RFR 8080640: Reduce copying when reading JAR/ZIP entries

Staffan Friberg staffan.friberg at oracle.com
Fri May 22 18:41:38 UTC 2015


On 05/21/2015 11:00 AM, Staffan Friberg wrote:
>
> On 05/21/2015 09:48 AM, Staffan Friberg wrote:
>>
>> On 05/20/2015 10:57 AM, Xueming Shen wrote:
>>> On 05/18/2015 06:44 PM, Staffan Friberg wrote:
>>>> Hi,
>>>>
>>>> Wanted to get reviews and feedback on this performance improvement 
>>>> for reading from JAR/ZIP files during classloading by reducing 
>>>> unnecessary copying and reading the entry in one go instead of in 
>>>> small portions. This shows a significant improvement when reading a 
>>>> single entry and for a large application with 10k classes and 500+ 
>>>> JAR files it improved the startup time by 4%.
>>>>
>>>> For more details on the background and performance results please 
>>>> see the RFE entry.
>>>>
>>>> RFE - https://bugs.openjdk.java.net/browse/JDK-8080640
>>>> WEBREV - http://cr.openjdk.java.net/~sfriberg/JDK-8080640/webrev.0
>>>>
>>>> Cheers,
>>>> Staffan
>>>
>>> Hi Staffan,
>>>
>>> If I did not miss something here, from your use scenario it appears 
>>> to me the only thing you really
>>> need here to help boost your performance is
>>>
>>>     byte[] ZipFile.getAllBytes(ZipEntry ze);
>>>
>>> You are allocating a byte[] at use side and wrapping it with a 
>>> ByteBuffer if the size is small enough,
>>> otherwise, you letting the ZipFile to allocate a big enough one for 
>>> you.
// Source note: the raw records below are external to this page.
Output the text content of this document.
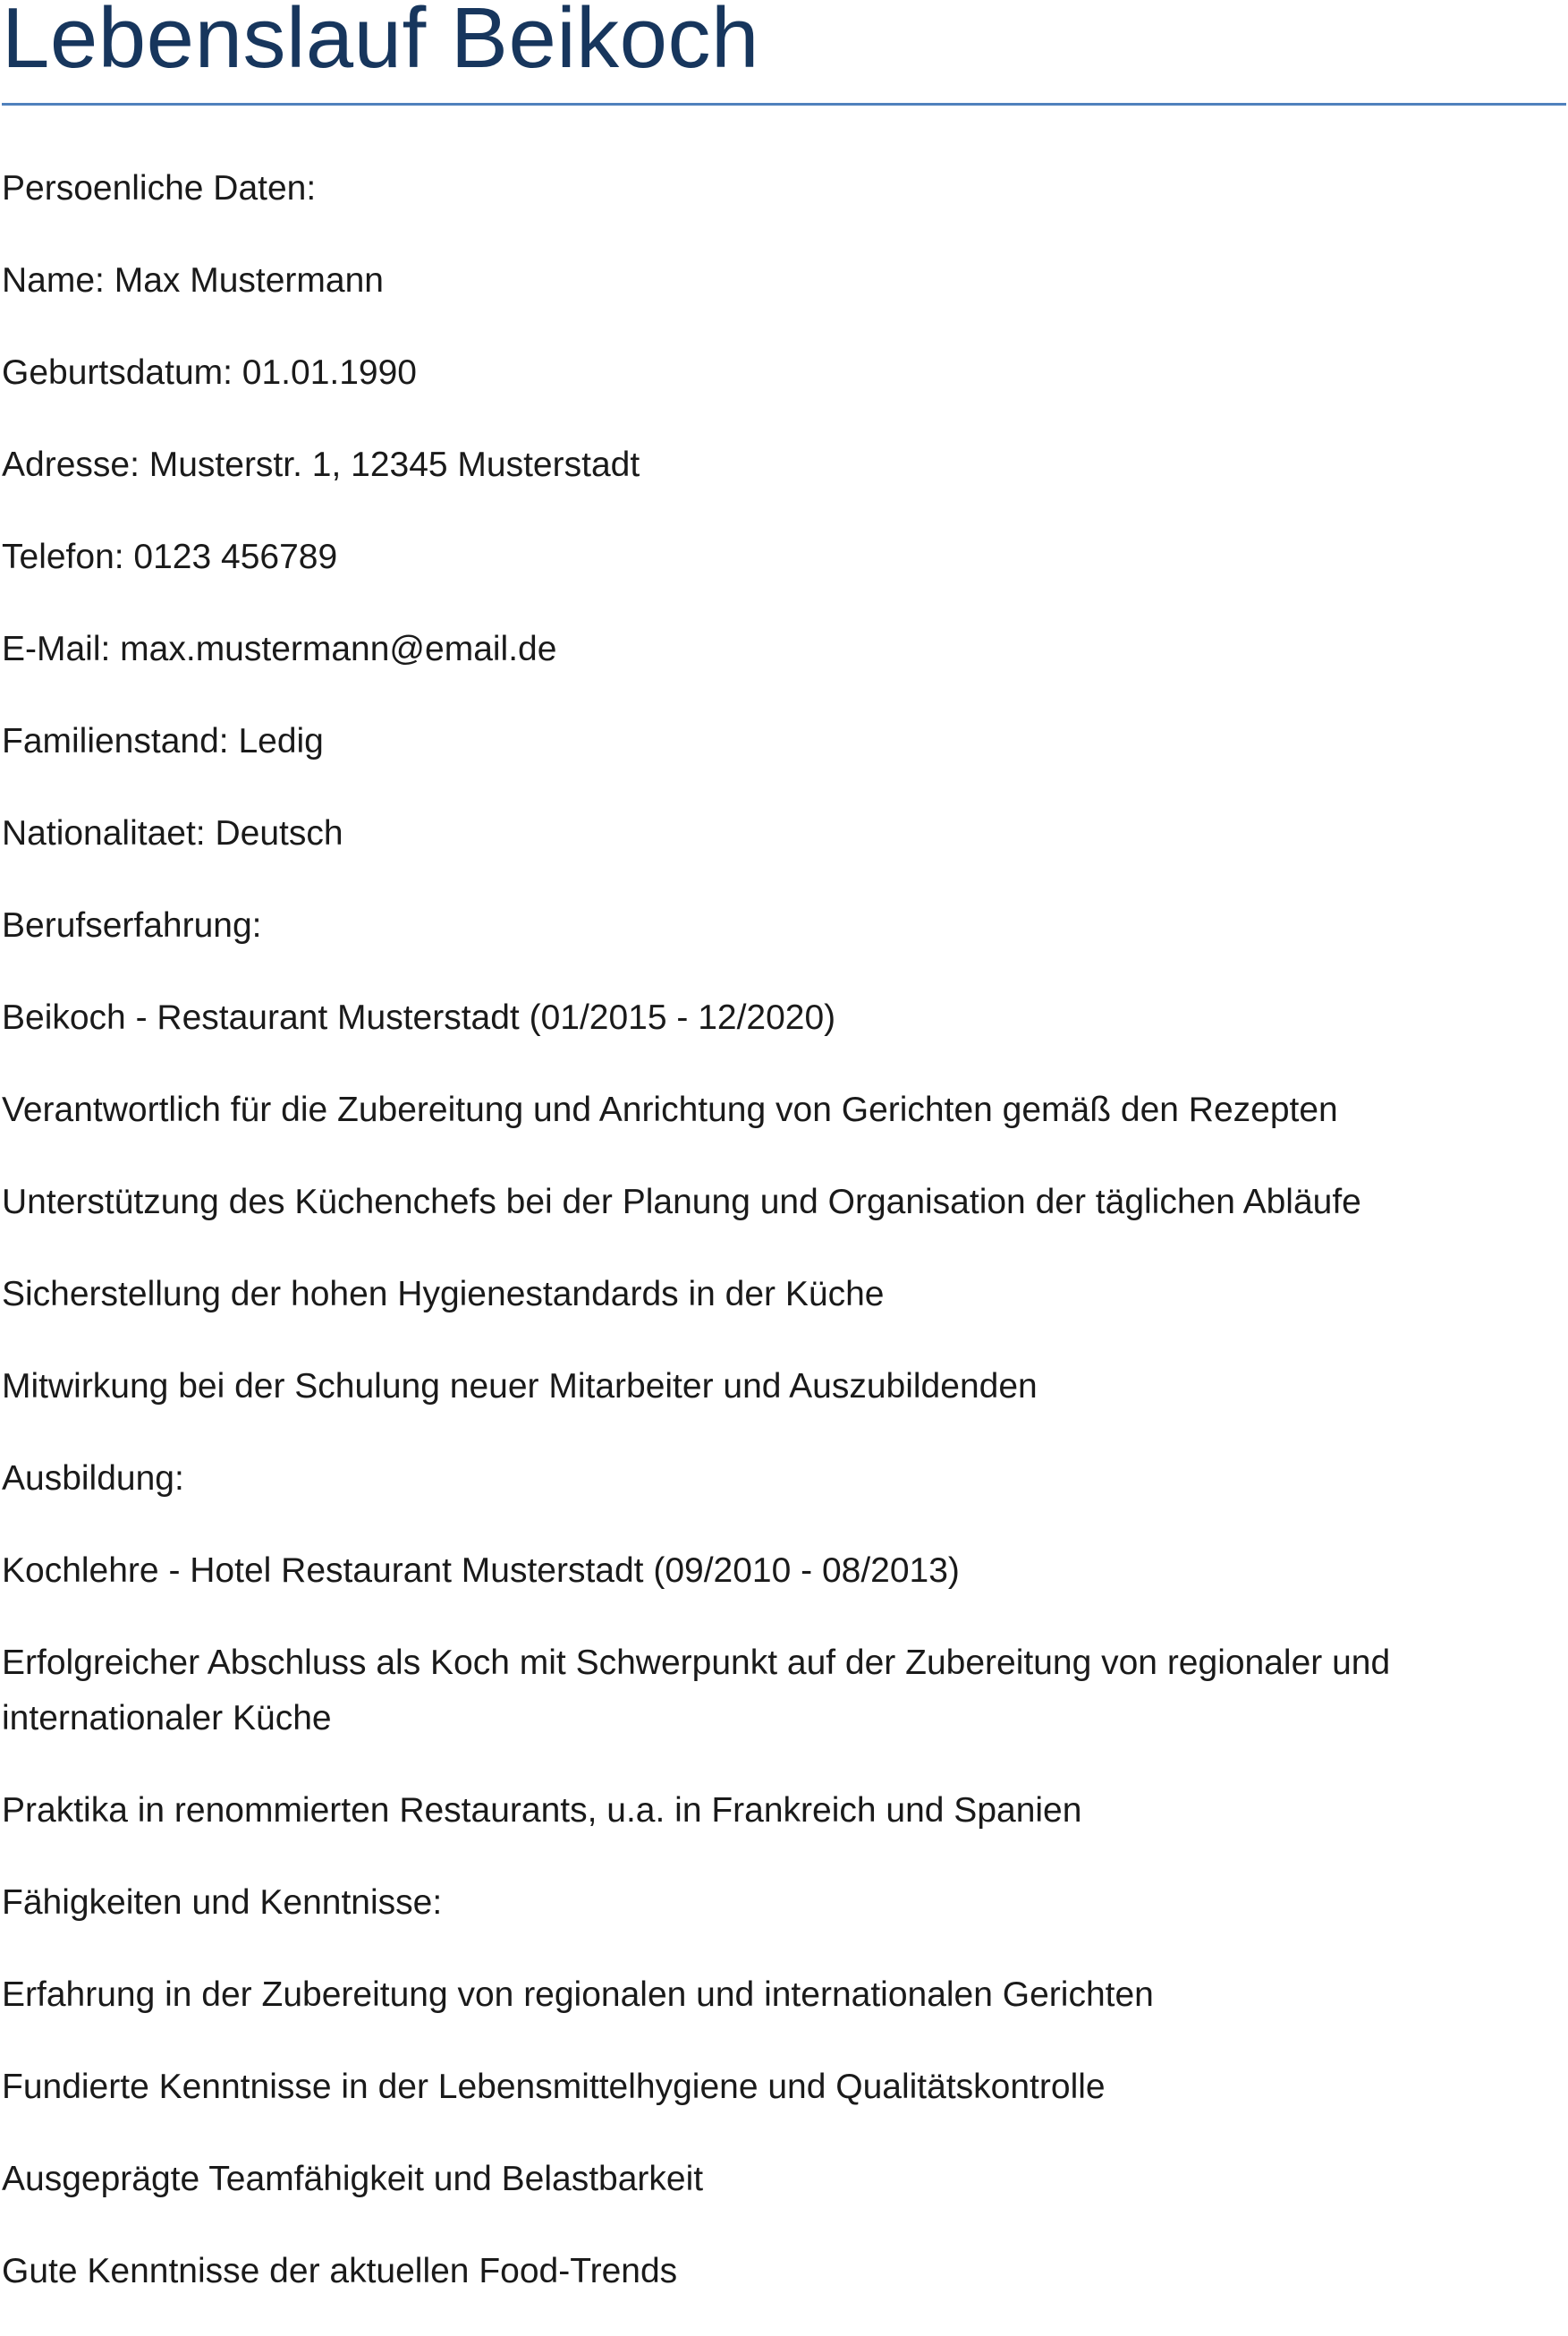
Lebenslauf Beikoch

Persoenliche Daten:

Name: Max Mustermann

Geburtsdatum: 01.01.1990

Adresse: Musterstr. 1, 12345 Musterstadt

Telefon: 0123 456789

E-Mail: max.mustermann@email.de

Familienstand: Ledig

Nationalitaet: Deutsch

Berufserfahrung:

Beikoch - Restaurant Musterstadt (01/2015 - 12/2020)

Verantwortlich für die Zubereitung und Anrichtung von Gerichten gemäß den Rezepten

Unterstützung des Küchenchefs bei der Planung und Organisation der täglichen Abläufe

Sicherstellung der hohen Hygienestandards in der Küche

Mitwirkung bei der Schulung neuer Mitarbeiter und Auszubildenden

Ausbildung:

Kochlehre - Hotel Restaurant Musterstadt (09/2010 - 08/2013)

Erfolgreicher Abschluss als Koch mit Schwerpunkt auf der Zubereitung von regionaler und internationaler Küche

Praktika in renommierten Restaurants, u.a. in Frankreich und Spanien

Fähigkeiten und Kenntnisse:

Erfahrung in der Zubereitung von regionalen und internationalen Gerichten

Fundierte Kenntnisse in der Lebensmittelhygiene und Qualitätskontrolle

Ausgeprägte Teamfähigkeit und Belastbarkeit

Gute Kenntnisse der aktuellen Food-Trends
It does not look like you
>>> can re-use that byte[] (has to be wrapped by the 
>>> ByteArrayInputStream and return), why do you
>>> need two different methods here? The logic would be much easier to 
>>> simply let the ZipFile to allocate
>>> the needed buffer with appropriate size, fill the bytes and return, 
>>> with a "OOME" if the entry size
>>> is bigger than 2g.
>>>
>>> The only thing we use from the input ze is its name, get the 
>>> size/csize from the jzentry, I don't think
>>> jzentry.csize/size can be "unknown", they are from the "cen" table.
>>>
>>> If the real/final use of the bytes is to wrap it with a 
>>> ByteArrayInputStream,why bother using ByteBuffer
>>> here? Shouldn't a direct byte[] with exactly the size of the entry 
>>> server better.
>>>
>>> -Sherman
>>>
>> Hi Sherman,
>>
>> Thanks for the comments. I agree, was starting out with bytebuffer 
>> because I was hoping to be able to cache things where the buffer was 
>> being used, but since the buffer is past along further I couldn't 
>> figure out a clean way to do it.
>> Will rewrite it to simply just return a buffer, and only wrap it in 
>> the Resource class getByteBuffer.
>>
>> What would be your thought on updating the ZipFile.getInputStream to 
>> return ByteArrayInputStream for small entries? Currently I do that 
>> work outside in two places and moving it would potentially speed up 
>> others reading small entries as well.
>>
>> Thanks,
>> Staffan
> Just realized that my use of ByteArrayInputStream would miss Jar 
> verification if enabled so the way to go hear would be to add it if 
> possible to the ZipFile.getInputStream.
>
> //Staffan
Hi,

Here is an updated webrev which uses a byte[] directly and also uses 
ByteArrayInputStream in ZipFile for small entries below 128k.